BANGKOK
A former Thai commerce minister and a deputy-commerce minister were charged in absentia with corruption and malfeasance Tuesday in relation to an alleged bogus sale of rice stock to China.
Boonsong Teriyapirom and Poom Sarapol -- both members of the Yingluck Shinawatra government, overthrown in a coup last year -- were charged alongside 19 other people, including high-ranking civil servants and owners of trading companies, reported the Bangkok Post.
They face life in prison and total fines of $1 billion if sentenced. None of the accused was present for the arraignment.

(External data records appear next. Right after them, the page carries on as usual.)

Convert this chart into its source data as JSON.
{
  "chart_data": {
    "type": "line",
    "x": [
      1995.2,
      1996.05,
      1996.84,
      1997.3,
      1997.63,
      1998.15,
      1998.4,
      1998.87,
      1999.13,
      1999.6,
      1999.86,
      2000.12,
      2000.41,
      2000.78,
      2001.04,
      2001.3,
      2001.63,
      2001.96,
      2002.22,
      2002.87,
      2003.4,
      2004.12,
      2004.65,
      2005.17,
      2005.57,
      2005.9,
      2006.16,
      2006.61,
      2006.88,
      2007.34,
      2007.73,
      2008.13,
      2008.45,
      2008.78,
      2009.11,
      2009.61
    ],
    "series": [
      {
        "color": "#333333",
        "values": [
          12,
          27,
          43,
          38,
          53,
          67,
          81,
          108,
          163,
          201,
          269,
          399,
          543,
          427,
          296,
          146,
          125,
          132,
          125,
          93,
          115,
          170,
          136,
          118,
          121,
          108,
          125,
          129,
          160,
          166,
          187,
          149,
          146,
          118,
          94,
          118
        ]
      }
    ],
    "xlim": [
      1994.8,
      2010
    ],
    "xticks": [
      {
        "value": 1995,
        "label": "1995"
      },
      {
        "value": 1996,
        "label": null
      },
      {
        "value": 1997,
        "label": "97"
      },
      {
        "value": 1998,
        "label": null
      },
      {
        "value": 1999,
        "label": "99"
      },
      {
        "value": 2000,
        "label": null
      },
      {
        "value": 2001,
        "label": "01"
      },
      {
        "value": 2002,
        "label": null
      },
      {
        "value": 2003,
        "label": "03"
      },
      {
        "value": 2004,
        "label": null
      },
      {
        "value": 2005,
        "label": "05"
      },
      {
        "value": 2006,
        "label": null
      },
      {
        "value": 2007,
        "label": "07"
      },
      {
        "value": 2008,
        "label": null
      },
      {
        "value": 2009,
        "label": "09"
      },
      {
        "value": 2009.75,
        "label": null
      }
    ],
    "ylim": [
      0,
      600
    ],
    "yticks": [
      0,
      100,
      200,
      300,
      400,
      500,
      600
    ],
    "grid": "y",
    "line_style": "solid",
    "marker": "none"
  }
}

The 21 are accused of having colluded between September 2011 and February 2013 to sell five millions tons of rice bought by the government under a controversial rice-subsidies scheme to two Chinese companies.

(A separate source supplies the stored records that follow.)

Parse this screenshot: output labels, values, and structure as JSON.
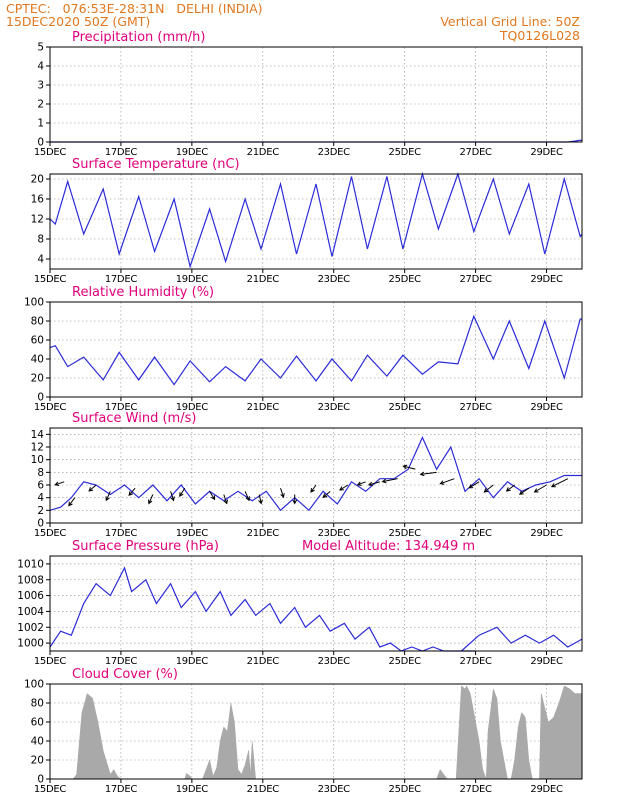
{
  "header": {
    "left_line1": "CPTEC:   076:53E-28:31N   DELHI (INDIA)",
    "left_line2": "15DEC2020 50Z (GMT)",
    "right_line1": "Vertical Grid Line: 50Z",
    "right_line2": "TQ0126L028"
  },
  "colors": {
    "header": "#e07820",
    "panel_title": "#e0007a",
    "series": "#2b2bd9",
    "wind_arrow": "#000000",
    "cloud_fill": "#a9a9a9",
    "grid": "#888888"
  },
  "chart_data": [
    {
      "id": "precip",
      "type": "line",
      "title": "Precipitation (mm/h)",
      "ylim": [
        0,
        5
      ],
      "yticks": [
        "0",
        "1",
        "2",
        "3",
        "4",
        "5"
      ],
      "x_ticks": [
        "15DEC",
        "17DEC",
        "19DEC",
        "21DEC",
        "23DEC",
        "25DEC",
        "27DEC",
        "29DEC"
      ],
      "x_range_days": [
        0,
        15
      ],
      "grid": true,
      "series": [
        {
          "x": [
            0,
            14.6,
            14.8,
            14.9,
            15.0
          ],
          "values": [
            0,
            0,
            0.05,
            0.08,
            0.1
          ]
        }
      ]
    },
    {
      "id": "temp",
      "type": "line",
      "title": "Surface Temperature (nC)",
      "ylim": [
        2,
        21
      ],
      "yticks": [
        "4",
        "8",
        "12",
        "16",
        "20"
      ],
      "ytick_values": [
        4,
        8,
        12,
        16,
        20
      ],
      "x_ticks": [
        "15DEC",
        "17DEC",
        "19DEC",
        "21DEC",
        "23DEC",
        "25DEC",
        "27DEC",
        "29DEC"
      ],
      "x_range_days": [
        0,
        15
      ],
      "grid": true,
      "series": [
        {
          "x": [
            0,
            0.15,
            0.5,
            0.95,
            1.5,
            1.95,
            2.5,
            2.95,
            3.5,
            3.95,
            4.5,
            4.95,
            5.5,
            5.95,
            6.5,
            6.95,
            7.5,
            7.95,
            8.5,
            8.95,
            9.5,
            9.95,
            10.5,
            10.95,
            11.5,
            11.95,
            12.5,
            12.95,
            13.5,
            13.95,
            14.5,
            14.95,
            15.0
          ],
          "values": [
            12,
            11,
            19.5,
            9,
            18,
            5,
            16.5,
            5.5,
            16,
            2.5,
            14,
            3.5,
            16,
            6,
            19,
            5,
            19,
            4.5,
            20.5,
            6,
            20.5,
            6,
            21,
            10,
            21,
            9.5,
            20,
            9,
            19,
            5,
            20,
            8.5,
            9
          ]
        }
      ]
    },
    {
      "id": "rh",
      "type": "line",
      "title": "Relative Humidity (%)",
      "ylim": [
        0,
        100
      ],
      "yticks": [
        "0",
        "20",
        "40",
        "60",
        "80",
        "100"
      ],
      "x_ticks": [
        "15DEC",
        "17DEC",
        "19DEC",
        "21DEC",
        "23DEC",
        "25DEC",
        "27DEC",
        "29DEC"
      ],
      "x_range_days": [
        0,
        15
      ],
      "grid": true,
      "series": [
        {
          "x": [
            0,
            0.15,
            0.5,
            0.95,
            1.5,
            1.95,
            2.5,
            2.95,
            3.5,
            3.95,
            4.5,
            4.95,
            5.5,
            5.95,
            6.5,
            6.95,
            7.5,
            7.95,
            8.5,
            8.95,
            9.5,
            9.95,
            10.5,
            10.95,
            11.5,
            11.95,
            12.5,
            12.95,
            13.5,
            13.95,
            14.5,
            14.95,
            15.0
          ],
          "values": [
            52,
            54,
            32,
            42,
            18,
            47,
            18,
            42,
            13,
            38,
            16,
            32,
            17,
            40,
            20,
            43,
            17,
            40,
            17,
            44,
            22,
            44,
            24,
            37,
            35,
            85,
            40,
            80,
            30,
            80,
            20,
            82,
            82
          ]
        }
      ]
    },
    {
      "id": "wind",
      "type": "line",
      "title": "Surface Wind (m/s)",
      "ylim": [
        0,
        15
      ],
      "yticks": [
        "0",
        "2",
        "4",
        "6",
        "8",
        "10",
        "12",
        "14"
      ],
      "x_ticks": [
        "15DEC",
        "17DEC",
        "19DEC",
        "21DEC",
        "23DEC",
        "25DEC",
        "27DEC",
        "29DEC"
      ],
      "x_range_days": [
        0,
        15
      ],
      "grid": true,
      "series": [
        {
          "x": [
            0,
            0.3,
            0.6,
            0.95,
            1.3,
            1.7,
            2.1,
            2.5,
            2.9,
            3.3,
            3.7,
            4.1,
            4.5,
            4.9,
            5.3,
            5.7,
            6.1,
            6.5,
            6.9,
            7.3,
            7.7,
            8.1,
            8.5,
            8.9,
            9.3,
            9.7,
            10.1,
            10.5,
            10.9,
            11.3,
            11.7,
            12.1,
            12.5,
            12.9,
            13.3,
            13.7,
            14.1,
            14.5,
            15.0
          ],
          "values": [
            2,
            2.5,
            4,
            6.5,
            6,
            4.5,
            6,
            4,
            6,
            3.5,
            6,
            3,
            5,
            3.5,
            5,
            3.5,
            5,
            2,
            4,
            2,
            5,
            3,
            6.5,
            5,
            7,
            7,
            8.5,
            13.5,
            8.5,
            12,
            5,
            7,
            4,
            6.5,
            5,
            6,
            6.5,
            7.5,
            7.5
          ]
        }
      ],
      "arrows": [
        {
          "x": 0.4,
          "speed": 6.5,
          "dx": -9,
          "dy": 3
        },
        {
          "x": 0.7,
          "speed": 4,
          "dx": -6,
          "dy": 8
        },
        {
          "x": 1.3,
          "speed": 6,
          "dx": -7,
          "dy": 6
        },
        {
          "x": 1.7,
          "speed": 5,
          "dx": -4,
          "dy": 9
        },
        {
          "x": 2.4,
          "speed": 5.5,
          "dx": -6,
          "dy": 7
        },
        {
          "x": 2.9,
          "speed": 4.5,
          "dx": -4,
          "dy": 9
        },
        {
          "x": 3.4,
          "speed": 5,
          "dx": 3,
          "dy": 9
        },
        {
          "x": 3.8,
          "speed": 5.5,
          "dx": -5,
          "dy": 8
        },
        {
          "x": 4.5,
          "speed": 5,
          "dx": 5,
          "dy": 8
        },
        {
          "x": 4.9,
          "speed": 4.5,
          "dx": 3,
          "dy": 9
        },
        {
          "x": 5.5,
          "speed": 5,
          "dx": 4,
          "dy": 9
        },
        {
          "x": 5.9,
          "speed": 4.5,
          "dx": 2,
          "dy": 9
        },
        {
          "x": 6.5,
          "speed": 5.5,
          "dx": 3,
          "dy": 9
        },
        {
          "x": 6.9,
          "speed": 4.5,
          "dx": 0,
          "dy": 9
        },
        {
          "x": 7.5,
          "speed": 6,
          "dx": -5,
          "dy": 7
        },
        {
          "x": 7.9,
          "speed": 5,
          "dx": -7,
          "dy": 6
        },
        {
          "x": 8.4,
          "speed": 6,
          "dx": -8,
          "dy": 5
        },
        {
          "x": 8.9,
          "speed": 6.5,
          "dx": -8,
          "dy": 3
        },
        {
          "x": 9.3,
          "speed": 6.5,
          "dx": -11,
          "dy": 3
        },
        {
          "x": 9.8,
          "speed": 7,
          "dx": -15,
          "dy": 3
        },
        {
          "x": 10.3,
          "speed": 8.5,
          "dx": -12,
          "dy": -3
        },
        {
          "x": 10.9,
          "speed": 8,
          "dx": -16,
          "dy": 2
        },
        {
          "x": 11.4,
          "speed": 7,
          "dx": -14,
          "dy": 5
        },
        {
          "x": 12.1,
          "speed": 6.5,
          "dx": -10,
          "dy": 6
        },
        {
          "x": 12.5,
          "speed": 6,
          "dx": -9,
          "dy": 7
        },
        {
          "x": 13.1,
          "speed": 6,
          "dx": -8,
          "dy": 6
        },
        {
          "x": 13.5,
          "speed": 5.5,
          "dx": -9,
          "dy": 6
        },
        {
          "x": 14.0,
          "speed": 6,
          "dx": -12,
          "dy": 7
        },
        {
          "x": 14.6,
          "speed": 7,
          "dx": -16,
          "dy": 8
        }
      ]
    },
    {
      "id": "pres",
      "type": "line",
      "title": "Surface Pressure (hPa)",
      "annotation": "Model Altitude: 134.949 m",
      "ylim": [
        999,
        1011
      ],
      "yticks": [
        "1000",
        "1002",
        "1004",
        "1006",
        "1008",
        "1010"
      ],
      "ytick_values": [
        1000,
        1002,
        1004,
        1006,
        1008,
        1010
      ],
      "x_ticks": [
        "15DEC",
        "17DEC",
        "19DEC",
        "21DEC",
        "23DEC",
        "25DEC",
        "27DEC",
        "29DEC"
      ],
      "x_range_days": [
        0,
        15
      ],
      "grid": true,
      "series": [
        {
          "x": [
            0,
            0.3,
            0.6,
            0.95,
            1.3,
            1.7,
            2.1,
            2.3,
            2.7,
            3.0,
            3.4,
            3.7,
            4.1,
            4.4,
            4.8,
            5.1,
            5.5,
            5.8,
            6.2,
            6.5,
            6.9,
            7.2,
            7.6,
            7.9,
            8.3,
            8.6,
            9.0,
            9.3,
            9.6,
            9.9,
            10.2,
            10.5,
            10.8,
            11.1,
            11.4,
            11.7,
            12.0
          ],
          "values": [
            999.5,
            1001.5,
            1001.0,
            1005.0,
            1007.5,
            1006.0,
            1009.5,
            1006.5,
            1008.0,
            1005.0,
            1007.5,
            1004.5,
            1006.5,
            1004.0,
            1006.5,
            1003.5,
            1005.5,
            1003.5,
            1005.0,
            1002.5,
            1004.5,
            1002.0,
            1003.5,
            1001.5,
            1002.5,
            1000.5,
            1002.0,
            999.5,
            1000.0,
            999.0,
            999.5,
            998.8,
            999.5,
            998.5,
            999.0,
            998.5,
            999.0
          ]
        },
        {
          "x": [
            11.6,
            12.1,
            12.6,
            13.0,
            13.4,
            13.8,
            14.2,
            14.6,
            15.0
          ],
          "values": [
            998.8,
            1001.0,
            1002.0,
            1000.0,
            1001.0,
            1000.0,
            1001.0,
            999.5,
            1000.5
          ]
        }
      ]
    },
    {
      "id": "cloud",
      "type": "area",
      "title": "Cloud Cover (%)",
      "ylim": [
        0,
        100
      ],
      "yticks": [
        "0",
        "20",
        "40",
        "60",
        "80",
        "100"
      ],
      "x_ticks": [
        "15DEC",
        "17DEC",
        "19DEC",
        "21DEC",
        "23DEC",
        "25DEC",
        "27DEC",
        "29DEC"
      ],
      "x_range_days": [
        0,
        15
      ],
      "grid": true,
      "series": [
        {
          "x": [
            0,
            0.65,
            0.75,
            0.9,
            1.05,
            1.2,
            1.35,
            1.5,
            1.62,
            1.7,
            1.8,
            1.9,
            2.0,
            3.8,
            3.85,
            3.95,
            4.0,
            4.3,
            4.4,
            4.5,
            4.6,
            4.7,
            4.8,
            4.9,
            5.0,
            5.1,
            5.2,
            5.3,
            5.4,
            5.5,
            5.6,
            5.65,
            5.7,
            5.8,
            6.0,
            10.9,
            11.0,
            11.1,
            11.2,
            11.3,
            11.45,
            11.6,
            11.7,
            11.75,
            11.85,
            12.0,
            12.1,
            12.2,
            12.3,
            12.35,
            12.5,
            12.6,
            12.7,
            12.9,
            13.0,
            13.1,
            13.2,
            13.3,
            13.4,
            13.5,
            13.6,
            13.8,
            13.85,
            13.95,
            14.05,
            14.2,
            14.35,
            14.5,
            14.65,
            14.8,
            15.0
          ],
          "values": [
            0,
            0,
            5,
            70,
            90,
            85,
            60,
            30,
            15,
            5,
            10,
            3,
            0,
            0,
            6,
            3,
            0,
            0,
            10,
            20,
            3,
            12,
            40,
            55,
            50,
            80,
            60,
            10,
            5,
            15,
            30,
            5,
            40,
            0,
            0,
            0,
            10,
            5,
            0,
            0,
            0,
            98,
            95,
            98,
            90,
            60,
            40,
            10,
            0,
            50,
            95,
            85,
            40,
            0,
            0,
            20,
            55,
            70,
            65,
            20,
            0,
            0,
            90,
            75,
            60,
            65,
            80,
            98,
            95,
            90,
            90
          ]
        }
      ]
    }
  ]
}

In its decision, the Thai Supreme court said that neither company was authorized to buy the rice by the Chinese government, and the sale did not fit government regulations governing competitive bidding.
At the time, the deal was touted by the Yingluck government -- deeply embarrassed by the more than 15 million tons of rice it had accumulated under the program remaining in storage -- as a major success.

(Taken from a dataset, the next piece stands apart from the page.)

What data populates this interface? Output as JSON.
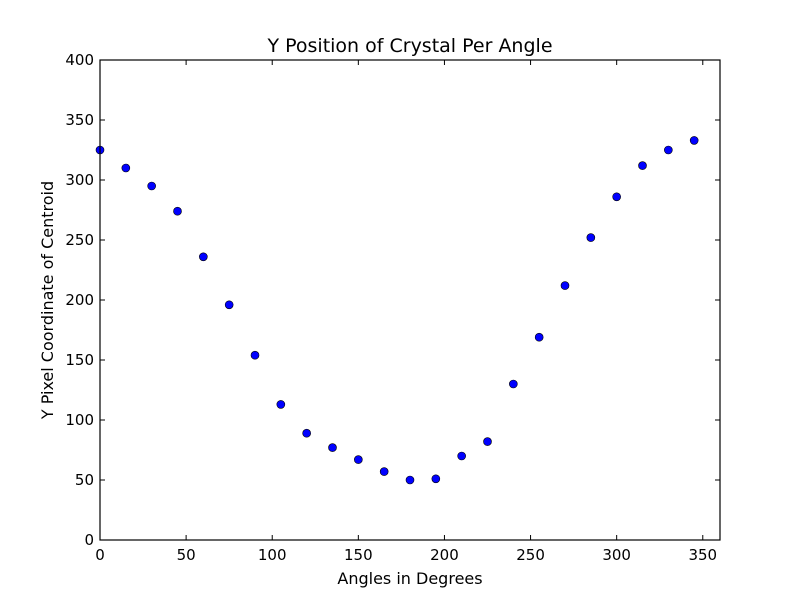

Supreme court judges will review the documents and decide by April 20 if they will accept the case.
This arraignment is the latest in a long series of legal cases filed against the Yingluck government in relation to the loss-ridden rice-subsidies scheme.
Last January, Yingluck was retroactively impeached for dereliction of duty and banned from political activities for five years by the military-appointed National Assembly. She was accused of not having stopped the scheme while aware of the massive financial losses it caused to the state.
The anti-corruption commission also filed in January a criminal case against her, based on the same charges, which could send her to jail for up to ten years. And in February, the commission announced it will recommend the finance ministry file a civil suit against her for "$18 billion of financial losses" caused by the rice-subsidies scheme.
Critics of the rice-subsidies scheme say it provoked huge financial losses for the state, was run without transparency and opened the door for massive corruption.
In November, the Thai Finance Ministry said that the losses caused by the program amounted to $15.8 billion since July 2011, when Yingluck was elected PM.